Medical Certification Process (Content and Clarification): The final rule, which is the result of significant stakeholder feedback (including a Fall 2007 meeting at the Department on medical certifications) recognizes the advent of the Health Insurance Portability and Accountability Act (HIPAA) a’d the applicability of the HIPAA privacy rule to communication between employers and employees’ health care providers. Further, in response to specific concerns raised by employees about medical privacy, the Department has added a requirement to the final rule that specifies that the employer’s representative contacting the health care provider must be a health care provider, human resource professional, a leave administrator, or a management official, but in no case may it be the employee’s direct supervisor. Further, employers may not ask health care providers for additional information beyond that required by the certification form. The final rule also improves the exchange of medical information by updating the Department’s optional Form WH-380 to create separate forms for the employee and covered family members and by allowing but not requiring health care providers to provide a diagnosis of the patient’s health condition as part of the certification.
In addition, the final rule specifies that if an employer deems a medical certification to be incomplete or insufficient, the employer must specify in writing what information is lacking, and give the employee seven calendar days to cure the deficiency.

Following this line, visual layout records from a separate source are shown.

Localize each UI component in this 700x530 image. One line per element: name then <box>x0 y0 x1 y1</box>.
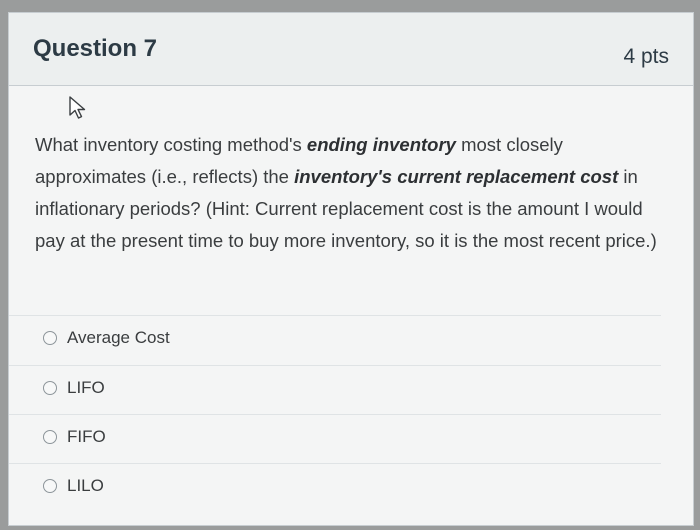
answer-option-average-cost[interactable]: Average Cost <box>9 315 661 364</box>
answer-option-lifo[interactable]: LIFO <box>9 365 661 414</box>
question-text-part: What inventory costing method's <box>35 134 307 155</box>
mouse-pointer-icon <box>69 96 86 119</box>
question-points: 4 pts <box>623 45 669 68</box>
answer-option-lilo[interactable]: LILO <box>9 463 661 512</box>
answer-label[interactable]: LIFO <box>67 378 105 398</box>
answer-label[interactable]: Average Cost <box>67 328 170 348</box>
answer-option-fifo[interactable]: FIFO <box>9 414 661 463</box>
answer-label[interactable]: FIFO <box>67 427 106 447</box>
question-emphasis-replacement-cost: inventory's current replacement cost <box>294 166 619 187</box>
question-title: Question 7 <box>33 35 158 62</box>
radio-unselected-icon[interactable] <box>43 381 57 395</box>
question-text: What inventory costing method's ending i… <box>35 129 665 257</box>
radio-unselected-icon[interactable] <box>43 331 57 345</box>
question-card: Question 7 4 pts What inventory costing … <box>8 12 694 526</box>
radio-unselected-icon[interactable] <box>43 479 57 493</box>
answer-label[interactable]: LILO <box>67 476 104 496</box>
question-emphasis-ending-inventory: ending inventory <box>306 134 456 155</box>
radio-unselected-icon[interactable] <box>43 430 57 444</box>
question-header: Question 7 4 pts <box>9 13 693 86</box>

These changes will improve FMLA communications, protect the privacy of workers, and help ensure that the employees who need leave will get it and not be subject to repeated requests for additional information or be denied FMLA leave on a technicality.
Medical Certification Process (Timing): The final rule codifies a 2005 DOL Wage and Hour Opinion letter that stated that employers may request a new medical certification each leave year for medical conditions that last longer than one year. The final rule also clarifies the applicable time period for recertification. Under the current regulations, employers may generally request a recertification no more often than every 30 days and only in conjunction with an FMLA absence unless a minimum duration of incapacity has been specified in the certification, in which case recertification generally may not be required until the duration specified has passed. Because many stakeholders have indicated that the current regulation is unclear as to the employer’s ability to require recertification when the duration of a condition is described as “lifetime” or “unknown,” the final rule restructures and clarifies the regulatory requirements for recertification. In all cases, the final rule allows an employer to request recertification of an ongoing condition every six months in conjunction with an absence.
Fitness-For-Duty Certifications: The current FMLA regulations allow employers to enforce uniformly-applied policies or practices that require all similarly-situated employees who take leave to provide a certification that they are able to resume work. This is called a “fitness-for-duty” certification. The final rule makes two changes to the fitness-for-duty certification process. First, an employer may require that the certification specifically address the employee’s ability to perform the essential functions of the employee’s job. Second, where reasonable job safety concerns exist, an employer may require a fitness-for-duty certification before an employee may return to work when the employee takes intermittent leave.